Schiphol's delay profile is unique in Europe. Understanding these causes helps you evaluate your claim.
Polder Fog: The Below-Sea-Level Problem
Schiphol's signature disruption is polder fog. The airport sits in the Haarlemmermeer polder — a low-lying basin surrounded by slightly higher ground and bordered by the North Sea to the west. On clear autumn and winter nights, the ground radiates heat rapidly, cooling the moist sea air that pools in the basin. The result is dense radiation fog that forms from the ground up, often reducing visibility below the 200-metre minimum required for most approaches.
Unlike coastal fog that drifts in and drifts away, polder fog forms in situ and can persist for 12 or more hours. Schiphol averages 52 fog days per year — roughly one every week from October through March. On severe fog days, departure rates can drop from 110 movements per hour to fewer than 30, creating cascading delays across the entire European network.
Claim impact: Genuine dense fog is an extraordinary circumstance. However, airlines operating at Schiphol know the seasonal fog pattern better than anyone. If your delay extended far beyond the fog event itself — for example, fog cleared at 11am but your flight didn't depart until 5pm — the extended delay is likely due to the airline's failure to recover operations efficiently. These knock-on delays are compensable.
North Sea Crosswinds
The Netherlands is flat. Famously, relentlessly flat. There are no hills, forests, or buildings to break the wind between the North Sea and Schiphol. When Atlantic weather systems move in, crosswinds regularly exceed the limits for safe operations on certain runways, forcing ATC to reconfigure the entire six-runway system.

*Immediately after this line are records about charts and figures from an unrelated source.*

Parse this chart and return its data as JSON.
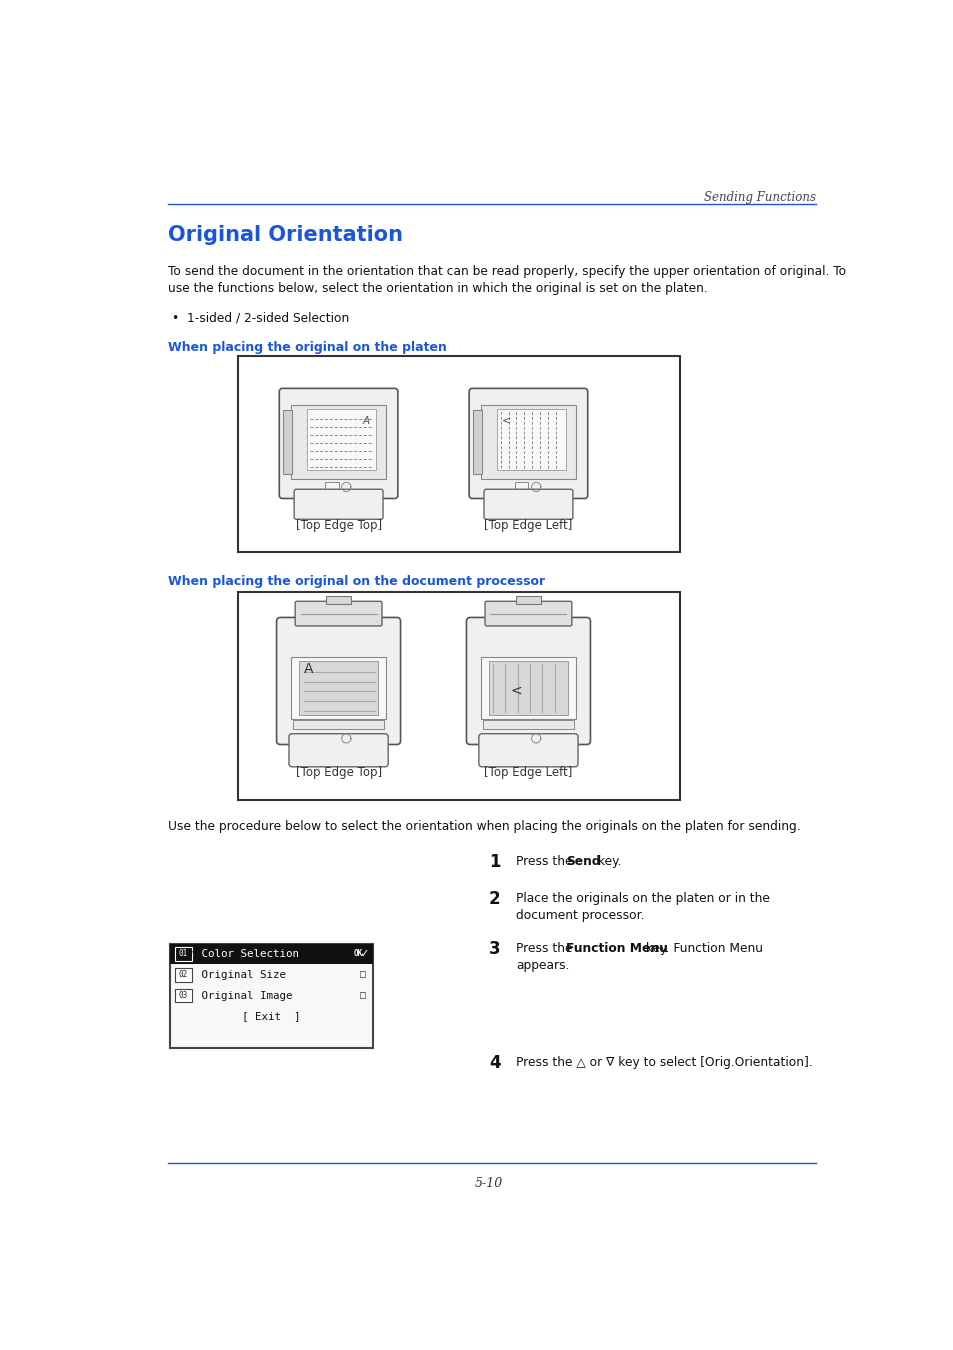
{
  "page_width": 9.54,
  "page_height": 13.5,
  "bg_color": "#ffffff",
  "header_text": "Sending Functions",
  "header_color": "#444444",
  "title": "Original Orientation",
  "title_color": "#1a56db",
  "body_text1a": "To send the document in the orientation that can be read properly, specify the upper orientation of original. To",
  "body_text1b": "use the functions below, select the orientation in which the original is set on the platen.",
  "bullet1": "•  1-sided / 2-sided Selection",
  "section1_title": "When placing the original on the platen",
  "section2_title": "When placing the original on the document processor",
  "section_title_color": "#1a56db",
  "label_top_top": "[Top Edge Top]",
  "label_top_left": "[Top Edge Left]",
  "body_text2": "Use the procedure below to select the orientation when placing the originals on the platen for sending.",
  "footer_line": "5-10",
  "line_color": "#1a56db"
}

Schiphol's runways point in different directions precisely because wind direction is so variable. But switching runway configurations mid-day is operationally expensive: approach routes change, departure queues reset, and aircraft lined up for one runway must be re-sequenced for another. Each configuration change costs approximately 30-45 minutes of reduced throughput.

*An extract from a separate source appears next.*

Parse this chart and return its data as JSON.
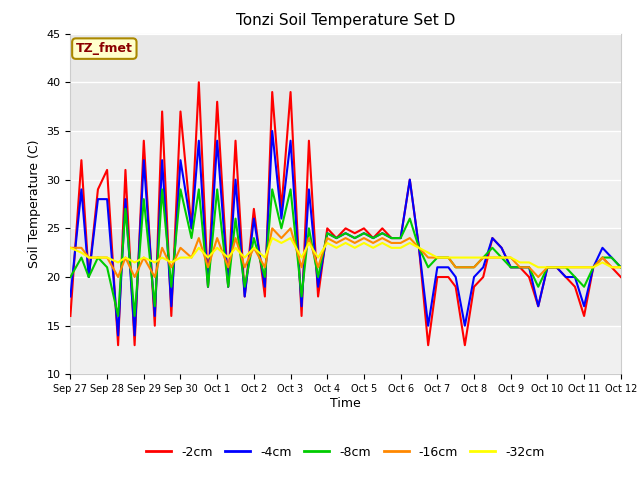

Claim impact: Wind itself may be extraordinary, but the delay caused by runway reconfiguration is an operational reality that Schiphol and its airlines have managed for decades. If the crosswind event was moderate and the delay disproportionate, your claim has merit.
Slot Saturation: Running at Maximum Capacity
Schiphol handles over 500,000 aircraft movements annually, operating at or near its government-imposed slot cap. This means there is virtually no spare capacity in the system. When everything runs perfectly, Schiphol works. When one flight is delayed — by weather, a technical issue, a late crew — the entire system has no buffer to absorb the disruption.
At a less congested airport, a 30-minute delay is absorbed. At Schiphol, a 30-minute delay on one flight can push the next flight off its slot, which pushes the flight after that, creating a cascade that can delay dozens of flights over several hours.
Claim impact: Airport congestion and slot pressure are operational realities, not extraordinary circumstances. Airlines choose to operate at Schiphol knowing the capacity constraints. Claims based on cascading slot delays are strong.
Post-COVID Staffing Crisis
Since 2022, Schiphol has faced a severe staffing crisis across the entire airport ecosystem — from security screening to baggage handling to airline ground operations. Airlines laid off thousands of workers during COVID and struggled to rehire when demand surged. The result was chaotic summers in 2022 and 2023, with hours-long security queues, cancelled flights due to crew shortages, and baggage handling failures.
Claim impact: Staffing is entirely within the airline's control. Crew shortages, pilot rostering failures, and ground handling problems are not extraordinary circumstances. These claims are among the most straightforward to win.